Choć dobre kontakty w UE mogą pomóc w przyśpieszeniu procesu, nie zastąpią konkretnych działań, które nowy rząd będzie musiał wdrożyć. Po nich wypłaty mogłyby ruszyć nawet w lutym lub marcu - twierdzą eksperci.
Donald Tusk zapowiadał, że zaraz po przejęciu władzy pojedzie do Brukseli, aby odblokować środki unijne dla Polski.
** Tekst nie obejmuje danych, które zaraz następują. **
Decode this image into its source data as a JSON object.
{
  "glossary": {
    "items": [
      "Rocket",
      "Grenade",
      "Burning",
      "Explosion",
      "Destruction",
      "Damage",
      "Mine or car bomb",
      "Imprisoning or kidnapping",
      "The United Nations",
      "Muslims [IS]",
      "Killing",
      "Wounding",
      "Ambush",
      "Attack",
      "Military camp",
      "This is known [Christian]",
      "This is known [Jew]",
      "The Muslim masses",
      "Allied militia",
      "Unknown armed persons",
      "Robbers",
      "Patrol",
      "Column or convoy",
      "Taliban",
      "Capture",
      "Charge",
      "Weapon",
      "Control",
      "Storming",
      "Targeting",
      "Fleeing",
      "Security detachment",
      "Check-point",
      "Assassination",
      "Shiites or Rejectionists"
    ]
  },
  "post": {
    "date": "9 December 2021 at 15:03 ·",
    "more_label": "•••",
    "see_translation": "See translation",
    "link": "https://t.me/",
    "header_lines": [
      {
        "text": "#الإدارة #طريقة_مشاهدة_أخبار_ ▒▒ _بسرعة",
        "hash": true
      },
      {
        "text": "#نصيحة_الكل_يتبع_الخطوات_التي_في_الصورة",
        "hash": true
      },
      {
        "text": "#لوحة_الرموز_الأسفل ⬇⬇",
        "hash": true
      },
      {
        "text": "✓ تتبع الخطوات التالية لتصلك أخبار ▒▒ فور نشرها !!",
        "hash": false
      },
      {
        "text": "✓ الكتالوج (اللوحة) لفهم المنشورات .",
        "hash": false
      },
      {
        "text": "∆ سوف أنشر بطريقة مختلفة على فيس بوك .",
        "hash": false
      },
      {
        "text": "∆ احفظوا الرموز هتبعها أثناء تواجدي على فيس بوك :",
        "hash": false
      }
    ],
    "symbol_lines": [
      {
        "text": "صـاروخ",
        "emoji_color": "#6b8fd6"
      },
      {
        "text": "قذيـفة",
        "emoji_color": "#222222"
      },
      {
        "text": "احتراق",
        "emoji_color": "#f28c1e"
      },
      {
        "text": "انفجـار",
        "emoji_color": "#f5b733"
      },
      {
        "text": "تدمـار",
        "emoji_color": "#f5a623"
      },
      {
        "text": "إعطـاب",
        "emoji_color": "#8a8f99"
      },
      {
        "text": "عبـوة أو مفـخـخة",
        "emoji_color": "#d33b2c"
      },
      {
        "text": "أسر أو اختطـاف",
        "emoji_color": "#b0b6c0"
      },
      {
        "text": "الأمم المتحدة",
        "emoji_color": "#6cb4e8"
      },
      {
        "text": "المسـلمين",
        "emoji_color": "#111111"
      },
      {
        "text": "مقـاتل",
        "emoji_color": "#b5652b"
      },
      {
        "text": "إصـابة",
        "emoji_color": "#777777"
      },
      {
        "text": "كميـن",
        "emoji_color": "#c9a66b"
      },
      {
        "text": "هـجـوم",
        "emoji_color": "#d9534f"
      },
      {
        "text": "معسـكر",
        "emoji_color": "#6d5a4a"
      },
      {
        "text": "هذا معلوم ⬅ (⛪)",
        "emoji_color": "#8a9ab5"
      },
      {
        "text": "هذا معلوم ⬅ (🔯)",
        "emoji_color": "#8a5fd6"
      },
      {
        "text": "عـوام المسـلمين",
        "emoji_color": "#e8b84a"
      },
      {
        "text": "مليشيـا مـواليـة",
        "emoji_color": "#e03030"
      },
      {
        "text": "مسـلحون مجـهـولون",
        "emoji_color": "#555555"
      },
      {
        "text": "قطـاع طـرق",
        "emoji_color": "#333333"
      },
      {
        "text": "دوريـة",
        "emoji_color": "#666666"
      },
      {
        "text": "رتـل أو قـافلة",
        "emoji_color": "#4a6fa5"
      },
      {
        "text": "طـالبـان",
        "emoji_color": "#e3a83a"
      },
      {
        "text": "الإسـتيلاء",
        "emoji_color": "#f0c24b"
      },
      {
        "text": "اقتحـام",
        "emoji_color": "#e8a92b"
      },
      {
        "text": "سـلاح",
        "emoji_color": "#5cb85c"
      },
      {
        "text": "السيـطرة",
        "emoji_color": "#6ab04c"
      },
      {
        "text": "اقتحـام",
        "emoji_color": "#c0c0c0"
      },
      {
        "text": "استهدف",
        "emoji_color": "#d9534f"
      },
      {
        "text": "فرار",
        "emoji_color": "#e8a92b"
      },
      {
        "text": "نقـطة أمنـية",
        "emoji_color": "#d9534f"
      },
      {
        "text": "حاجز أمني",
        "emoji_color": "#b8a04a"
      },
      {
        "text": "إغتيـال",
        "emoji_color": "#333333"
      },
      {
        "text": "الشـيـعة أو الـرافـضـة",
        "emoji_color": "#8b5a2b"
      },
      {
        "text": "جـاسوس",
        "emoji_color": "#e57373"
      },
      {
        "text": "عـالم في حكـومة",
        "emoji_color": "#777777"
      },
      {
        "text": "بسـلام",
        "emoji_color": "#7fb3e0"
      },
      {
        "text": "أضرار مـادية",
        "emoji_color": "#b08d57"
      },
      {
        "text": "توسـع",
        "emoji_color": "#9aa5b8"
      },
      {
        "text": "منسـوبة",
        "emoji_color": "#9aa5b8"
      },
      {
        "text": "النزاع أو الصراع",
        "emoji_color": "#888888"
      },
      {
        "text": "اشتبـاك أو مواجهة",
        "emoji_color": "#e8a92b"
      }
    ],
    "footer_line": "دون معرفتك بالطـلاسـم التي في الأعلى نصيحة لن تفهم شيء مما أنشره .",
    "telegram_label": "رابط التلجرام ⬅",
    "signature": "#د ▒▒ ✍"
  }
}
To również jedna głównych obietnic pozostałych partii demokratycznej opozycji.
Chodzi o 158,5 mld zł, w tym 106,9 mld zł w postaci dotacji i 51,6 mld zł w formie preferencyjnych pożyczek.
Dlatego też pierwsze powyborcze spotkanie w Brukseli może być papierkiem lakmusowym i możliwością zbadania gruntu dla polskich starań o unijne środki.
Czytaj więcej:
Donald Tusk ogłasza koniec rządów PiS. "Wygrała Polska"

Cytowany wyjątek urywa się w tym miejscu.